President Alexander is in favor of making Lasell a tobacco-free campus, but feels it is important for him to not be part of the decision. “Most of [the colleges] that have become smoke-free campuses have reported that it has been a good thing,” said Alexander, on re- search done by SGA. “Some of the things that we worry about have not occurred or have not been big problems [with other schools.]”
According to Alexander, 15 percent or less of the students at Lasell [uses tobacco], so they are the minority in this situation. One of the issues Alexander worries over is whether it is oppressive for the majority to decide what the minority can and cannot do. “That’s a tough moral question,” said Alexander.
A second topic Alexander considers is international students. “We know that a higher percentage of international students smoke [tobacco] than students from the United States,” said Alexander. “They come from a different culture and a different background, so is it right for us to tell people who have been raised a different way that they can’t bring their way of doing things here?” If Lasell became a tobacco free campus, the question becomes, will international students not come to Lasell or will they leave? “The experience on other campuses though appears to be no that it has not caused a reduction in international students, but still it’s a concern,” said Alexander.

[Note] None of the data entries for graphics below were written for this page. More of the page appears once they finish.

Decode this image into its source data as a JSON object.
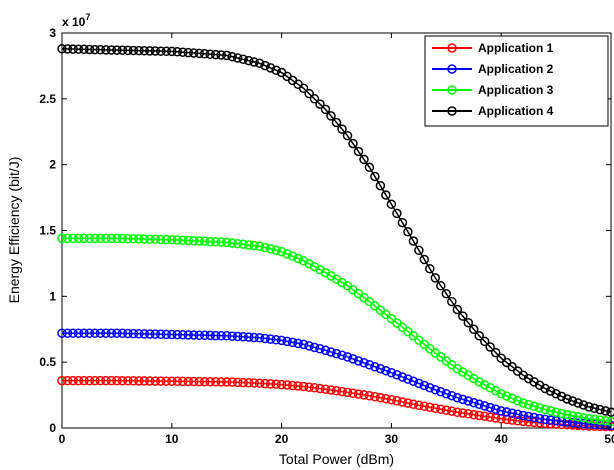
{
  "chart_data": {
    "type": "line",
    "title": "",
    "xlabel": "Total Power (dBm)",
    "ylabel": "Energy Efficiency (bit/J)",
    "y_multiplier_label": "x 10",
    "y_multiplier_exponent": "7",
    "xlim": [
      0,
      50
    ],
    "ylim": [
      0,
      3
    ],
    "xticks": [
      0,
      10,
      20,
      30,
      40,
      50
    ],
    "yticks": [
      0,
      0.5,
      1,
      1.5,
      2,
      2.5,
      3
    ],
    "xtick_labels": [
      "0",
      "10",
      "20",
      "30",
      "40",
      "50"
    ],
    "ytick_labels": [
      "0",
      "0.5",
      "1",
      "1.5",
      "2",
      "2.5",
      "3"
    ],
    "grid": false,
    "legend_position": "top-right",
    "marker": "circle",
    "series": [
      {
        "name": "Application 1",
        "color": "#ff0000",
        "x": [
          0,
          5,
          10,
          15,
          18,
          20,
          22,
          24,
          26,
          28,
          30,
          32,
          34,
          36,
          38,
          40,
          42,
          44,
          46,
          48,
          50
        ],
        "y": [
          0.36,
          0.36,
          0.355,
          0.35,
          0.34,
          0.33,
          0.315,
          0.295,
          0.27,
          0.245,
          0.215,
          0.18,
          0.15,
          0.12,
          0.095,
          0.07,
          0.05,
          0.035,
          0.025,
          0.015,
          0.01
        ]
      },
      {
        "name": "Application 2",
        "color": "#0000ff",
        "x": [
          0,
          5,
          10,
          15,
          18,
          20,
          22,
          24,
          26,
          28,
          30,
          32,
          34,
          36,
          38,
          40,
          42,
          44,
          46,
          48,
          50
        ],
        "y": [
          0.72,
          0.72,
          0.71,
          0.7,
          0.685,
          0.665,
          0.635,
          0.59,
          0.54,
          0.48,
          0.42,
          0.355,
          0.29,
          0.23,
          0.18,
          0.13,
          0.095,
          0.065,
          0.045,
          0.03,
          0.02
        ]
      },
      {
        "name": "Application 3",
        "color": "#00ff00",
        "x": [
          0,
          5,
          10,
          15,
          18,
          20,
          22,
          24,
          26,
          28,
          30,
          32,
          34,
          36,
          38,
          40,
          42,
          44,
          46,
          48,
          50
        ],
        "y": [
          1.44,
          1.44,
          1.43,
          1.41,
          1.38,
          1.34,
          1.27,
          1.18,
          1.08,
          0.96,
          0.83,
          0.7,
          0.57,
          0.45,
          0.35,
          0.26,
          0.19,
          0.14,
          0.1,
          0.07,
          0.05
        ]
      },
      {
        "name": "Application 4",
        "color": "#000000",
        "x": [
          0,
          5,
          10,
          15,
          18,
          20,
          22,
          24,
          26,
          28,
          30,
          32,
          34,
          36,
          38,
          40,
          42,
          44,
          46,
          48,
          50
        ],
        "y": [
          2.88,
          2.87,
          2.86,
          2.83,
          2.77,
          2.7,
          2.58,
          2.42,
          2.22,
          1.98,
          1.7,
          1.42,
          1.14,
          0.9,
          0.7,
          0.53,
          0.4,
          0.3,
          0.22,
          0.16,
          0.12
        ]
      }
    ]
  }
}
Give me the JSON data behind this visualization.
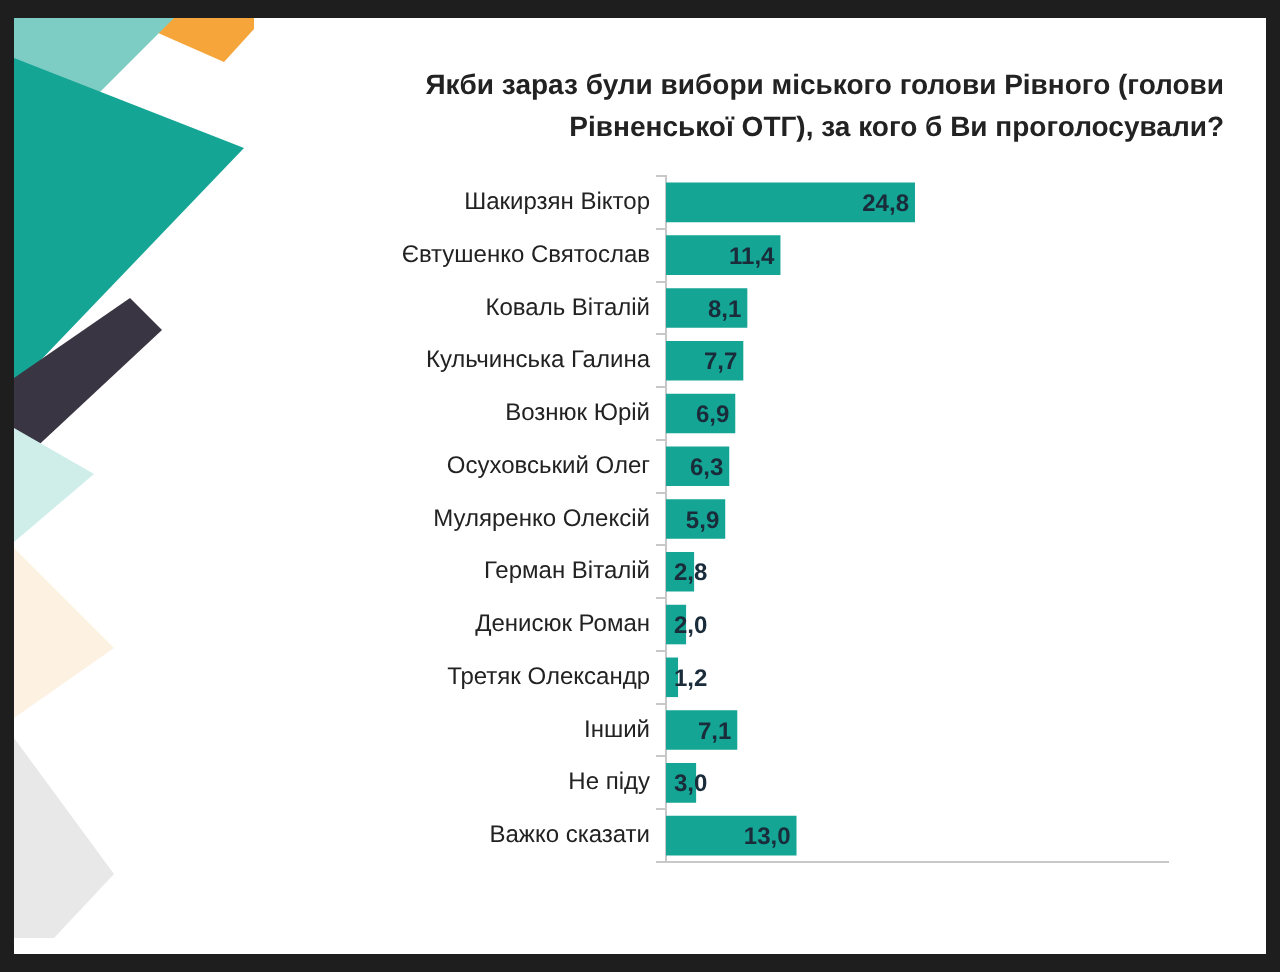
{
  "chart_data": {
    "type": "bar",
    "orientation": "horizontal",
    "title": "Якби зараз були вибори міського голови Рівного (голови Рівненської ОТГ), за кого б Ви проголосували?",
    "categories": [
      "Шакирзян Віктор",
      "Євтушенко Святослав",
      "Коваль Віталій",
      "Кульчинська Галина",
      "Вознюк Юрій",
      "Осуховський Олег",
      "Муляренко Олексій",
      "Герман Віталій",
      "Денисюк Роман",
      "Третяк Олександр",
      "Інший",
      "Не піду",
      "Важко сказати"
    ],
    "values": [
      24.8,
      11.4,
      8.1,
      7.7,
      6.9,
      6.3,
      5.9,
      2.8,
      2.0,
      1.2,
      7.1,
      3.0,
      13.0
    ],
    "value_labels": [
      "24,8",
      "11,4",
      "8,1",
      "7,7",
      "6,9",
      "6,3",
      "5,9",
      "2,8",
      "2,0",
      "1,2",
      "7,1",
      "3,0",
      "13,0"
    ],
    "color": "#14a595",
    "tick_labels": "y",
    "grid": false,
    "legend": false
  }
}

Forcing frequent tobacco smokers to take their habit off-campus could potentially cause a problem inside residential buildings. “Would [the ban] drive smoking indoors, into the dormitories like drinking is already,” said Alexander. “That would be horrible because that increases the risks of a fire.” Other colleges that banned tobacco smoking have shown most students tend to self-police each other and this has not become a problem, according to Lasell’s President.
“I’m not totally opposed to it, I mean I think it’s a good idea. As a smoker right now, it is kind of annoying, but it is better for the environment, better for people,” said senior Kelly O’Dell. “If they have designated smoking areas, but other than that I don’t see a problem among smoking on campus.” said senior Quentin Anderson.